Background: Induction of heme oxygenase-1 (HO-1) protects against diverse insults in the kidney and other tissues. We examined the effect of overexpression of HO-1 on cell growth, expression of p21, and susceptibility to apoptosis.
Methods: LLC-PK1 cells were genetically engineered to exhibit stable overexpression of HO-1. The effects of such overexpression on cell growth, the cell cycle, and the cell cycle-inhibitory protein, p21, were assessed; additionally, the susceptibility of these HO-1 overexpressing cells to apoptosis induced by three different stimuli (TNF-alpha/cycloheximide, staurosporine, or serum deprivation) was evaluated by such methods as the quantitation of caspase-3 activity, phase contrast microscopy, and the TUNEL method.

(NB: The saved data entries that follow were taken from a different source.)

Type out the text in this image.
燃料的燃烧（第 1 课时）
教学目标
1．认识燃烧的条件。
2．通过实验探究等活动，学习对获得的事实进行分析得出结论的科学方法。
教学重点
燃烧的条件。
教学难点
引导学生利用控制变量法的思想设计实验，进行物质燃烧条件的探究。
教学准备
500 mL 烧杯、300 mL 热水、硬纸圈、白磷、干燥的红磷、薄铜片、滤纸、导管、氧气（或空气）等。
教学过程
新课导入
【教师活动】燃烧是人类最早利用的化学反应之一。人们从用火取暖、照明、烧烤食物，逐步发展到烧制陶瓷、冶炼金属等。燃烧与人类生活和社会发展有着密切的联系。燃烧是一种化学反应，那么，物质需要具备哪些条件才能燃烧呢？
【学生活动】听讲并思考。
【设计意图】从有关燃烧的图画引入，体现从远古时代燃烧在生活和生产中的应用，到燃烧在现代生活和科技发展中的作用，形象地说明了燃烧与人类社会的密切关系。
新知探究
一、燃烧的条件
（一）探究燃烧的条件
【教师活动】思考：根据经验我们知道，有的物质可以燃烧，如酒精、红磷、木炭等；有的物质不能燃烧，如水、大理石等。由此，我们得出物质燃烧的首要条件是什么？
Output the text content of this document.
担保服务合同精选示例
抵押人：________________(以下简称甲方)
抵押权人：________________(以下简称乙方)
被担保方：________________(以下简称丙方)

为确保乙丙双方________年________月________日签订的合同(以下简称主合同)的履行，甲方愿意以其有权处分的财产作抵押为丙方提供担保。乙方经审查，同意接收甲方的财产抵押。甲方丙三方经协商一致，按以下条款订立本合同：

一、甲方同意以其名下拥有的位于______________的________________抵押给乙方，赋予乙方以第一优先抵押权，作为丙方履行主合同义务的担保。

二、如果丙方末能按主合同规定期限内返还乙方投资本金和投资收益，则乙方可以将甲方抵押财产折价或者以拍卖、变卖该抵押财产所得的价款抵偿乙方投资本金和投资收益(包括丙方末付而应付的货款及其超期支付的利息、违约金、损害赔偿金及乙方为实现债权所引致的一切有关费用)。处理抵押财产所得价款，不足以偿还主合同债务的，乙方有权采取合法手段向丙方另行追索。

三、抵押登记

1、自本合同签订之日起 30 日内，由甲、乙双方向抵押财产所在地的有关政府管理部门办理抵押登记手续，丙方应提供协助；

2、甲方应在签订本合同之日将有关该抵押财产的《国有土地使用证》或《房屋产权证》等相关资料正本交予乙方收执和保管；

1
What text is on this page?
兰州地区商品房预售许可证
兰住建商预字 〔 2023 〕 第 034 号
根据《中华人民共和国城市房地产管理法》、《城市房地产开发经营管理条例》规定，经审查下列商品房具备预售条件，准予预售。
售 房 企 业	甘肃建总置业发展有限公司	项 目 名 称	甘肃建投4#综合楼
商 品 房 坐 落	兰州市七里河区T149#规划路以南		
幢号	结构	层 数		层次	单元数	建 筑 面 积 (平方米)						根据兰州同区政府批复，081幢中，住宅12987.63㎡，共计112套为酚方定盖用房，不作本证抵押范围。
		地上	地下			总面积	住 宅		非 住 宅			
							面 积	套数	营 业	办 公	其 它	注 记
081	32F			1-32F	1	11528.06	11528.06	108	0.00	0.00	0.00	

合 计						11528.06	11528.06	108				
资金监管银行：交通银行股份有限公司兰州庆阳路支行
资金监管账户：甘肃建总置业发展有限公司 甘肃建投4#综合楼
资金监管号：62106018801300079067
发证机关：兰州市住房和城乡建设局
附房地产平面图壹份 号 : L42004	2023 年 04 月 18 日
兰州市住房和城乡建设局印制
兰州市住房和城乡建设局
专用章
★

Results: HO-1 overexpressing LLC-PK1 cells demonstrated cellular hypertrophy, decreased hyperplastic growth, and growth arrest in the G0/G1 phase of the cell cycle. HO-1 overexpressing cells were markedly resistant to apoptosis induced by TNFalpha/cycloheximide or staurosporine as assessed by the caspase-3 activity assay. Such overexpression also conferred resistance to apoptosis induced by serum deprivation as evaluated by the TUNEL method; in these studies, inhibition of HO attenuated the resistance to apoptosis. Expression of the cyclin dependent kinase inhibitor, p21CIP1, WAF1, SDI1, as judged by Northern and Western analyses, was significantly increased in HO-1 overexpressing cells, and decreased as HO activity was inhibited. Moreover, this reduction in expression of p21 attendant upon the inhibition of HO activity in HO-1 overexpressing cells paralleled the loss of resistance of these cells to apoptosis when HO activity is inhibited. The pharmacologic inducer of HO-1, hemin, increased expression of p21 in wild-type cells and decreased apoptosis provoked by TNF-alpha/cycloheximide.
Conclusion: Cellular overexpression of HO-1 up-regulates p21, diminishes proliferative cell growth, and confers marked resistance to apoptosis. We speculate that such up-regulation of p21 contributes to the altered pattern of cell growth and resistance to apoptosis. Our studies uncover the capacity of HO-1 to markedly influence the cell cycle in renal epithelial cells. In light of the profound importance of the cell cycle as a determinant of cell fate, we speculate that the inductive effect of HO-1 on p21 and the attendant inhibitory effect on the cell cycle provide a hitherto unsuspected mechanism underlying the cytoprotective actions of HO-1.